На следующий день Пильпук прокатил мимо, и Янисов удой остался во дворе. Пришлось Ратыню привязывать бидон с молоком к багажнику велосипеда и ехать самому. В молочном пункте он подошел к Пильпуку и по-деловому отрубил:

– Так как мы платим тебе за доставку на месяц вперед, верни обратно остаток. Дело делом. А что, не так, что ли?

Копеечная ссора имела свои истоки в давнем соперничестве и взаимной неприязни двух местных искусников. В прежние годы кузнечных дел мастер Жанис Пильпук пользовался бо́льшим весом, чем Янис Ратынь. Телеги имелись в каждом дворе, а подковывать лошадь требовалось как зимой, так и летом. Ратынь считался более тонким специалистом: чинил велосипеды, сепараторы, машинки для стрижки волос. Женщины не находили нужным его стесняться и, бывало, приносили в починку даже нательные пояса. Но сепараторы ломаются не каждый день, не у каждого есть и машинка для стрижки. И хоть в мастерстве Ратыня никто не сомневался, тем не менее главным умельцем был и оставался для всех Пильпук. Но и к Отшельнику, в свою очередь, можно было зайти подивиться. Когда еще не было электричества, на хуторе «Смарес» появился первый ветряной двигатель. Позже, когда все стали обзаводиться радиоприемниками, к Ратыню приходили наполнять аккумуляторы. Везде по вечерам из комнаты в хлев сновали с фонарем в руке, а в «Смарес» двор освещался электричеством. Янис дотянул лампочку даже до развилки въездной дороги. И включал, точно подносил сюрприз, если соседям случалось припоздниться.

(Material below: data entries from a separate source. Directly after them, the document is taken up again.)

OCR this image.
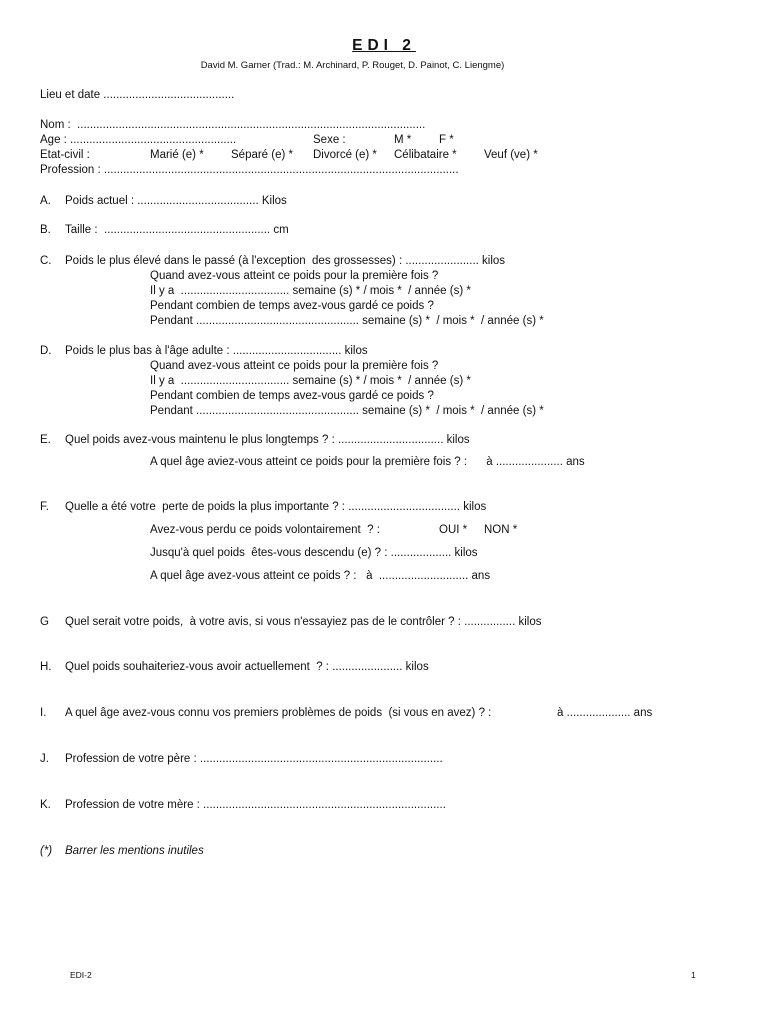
EDI 2
David M. Garner (Trad.: M. Archinard, P. Rouget, D. Painot, C. Liengme)
Lieu et date .........................................
Nom :  .............................................................................................................
Age : ....................................................	Sexe :	M * F *
Etat-civil :	Marié (e) * Séparé (e) * Divorcé (e) * Célibataire * Veuf (ve) *
Profession : ...............................................................................................................
A. Poids actuel : ...................................... Kilos
B. Taille :  .................................................... cm
C. Poids le plus élevé dans le passé (à l'exception  des grossesses) : ....................... kilos
Quand avez-vous atteint ce poids pour la première fois ?
Il y a  .................................. semaine (s) * / mois *  / année (s) *
Pendant combien de temps avez-vous gardé ce poids ?
Pendant ................................................... semaine (s) *  / mois *  / année (s) *
D. Poids le plus bas à l'âge adulte : .................................. kilos
Quand avez-vous atteint ce poids pour la première fois ?
Il y a  .................................. semaine (s) * / mois *  / année (s) *
Pendant combien de temps avez-vous gardé ce poids ?
Pendant ................................................... semaine (s) *  / mois *  / année (s) *
E. Quel poids avez-vous maintenu le plus longtemps ? : ................................. kilos
A quel âge aviez-vous atteint ce poids pour la première fois ? :      à ..................... ans
F. Quelle a été votre  perte de poids la plus importante ? : ................................... kilos
Avez-vous perdu ce poids volontairement  ? :	OUI * NON *
Jusqu'à quel poids  êtes-vous descendu (e) ? : ................... kilos
A quel âge avez-vous atteint ce poids ? :   à  ............................ ans
G Quel serait votre poids,  à votre avis, si vous n'essayiez pas de le contrôler ? : ................ kilos
H. Quel poids souhaiteriez-vous avoir actuellement  ? : ...................... kilos
I. A quel âge avez-vous connu vos premiers problèmes de poids  (si vous en avez) ? :	à .................... ans
J. Profession de votre père : ............................................................................
K. Profession de votre mère : ............................................................................
(*) Barrer les mentions inutiles
EDI-2	1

Когда упали в цене лошади и телеги, полетели также и акции кузнеца Пильпука. Зато стремительно возросла популярность Отшельника. Часов и сепараторов в Заливе не убавилось. Только Ратынь подобной ерундой больше не занимался. Он наловчился ремонтировать легковые автомашины – выправлять кузова, капоты и крылья. Пильпук напоминал о себе колесами и, как мы увидим потом, аэросанями. Шуму было – жуть, но трескотня денег не приносила. Зато Отшельнику рублей за услугу не жалели.

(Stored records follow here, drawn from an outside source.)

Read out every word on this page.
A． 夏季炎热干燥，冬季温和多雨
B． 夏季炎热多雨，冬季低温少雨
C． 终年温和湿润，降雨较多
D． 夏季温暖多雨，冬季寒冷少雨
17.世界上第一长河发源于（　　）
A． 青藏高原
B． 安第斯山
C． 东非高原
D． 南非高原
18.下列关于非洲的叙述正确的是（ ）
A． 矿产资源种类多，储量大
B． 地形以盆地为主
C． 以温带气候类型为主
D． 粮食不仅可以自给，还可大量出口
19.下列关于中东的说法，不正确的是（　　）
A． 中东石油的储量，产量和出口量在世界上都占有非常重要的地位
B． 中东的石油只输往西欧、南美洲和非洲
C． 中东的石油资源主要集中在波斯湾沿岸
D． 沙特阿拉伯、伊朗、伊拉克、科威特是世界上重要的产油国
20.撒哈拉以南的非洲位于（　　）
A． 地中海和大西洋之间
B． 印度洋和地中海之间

Если владелец машины чувствует, что прохожие замечают на его несравненной собственности неудачно выровненную и неумело закрашенную вмятину, ему мнится, будто он перед толпой голый. Выправить поверхность так, чтобы только опытный эксперт мог обнаружить место починки, – искусство, для этого нужен талант. Казенных спецов такие умельцы, как Ратынь, затыкали за пояс в два счета и по темпам, и по качеству. Орудуя деревянным молоточком, он сгибал и разгибал жесть, точно закройщик – ткань. Когда доходило до покраски, Янис показывал сноровку подлинного художника. Он умел подобрать самый подходящий тон.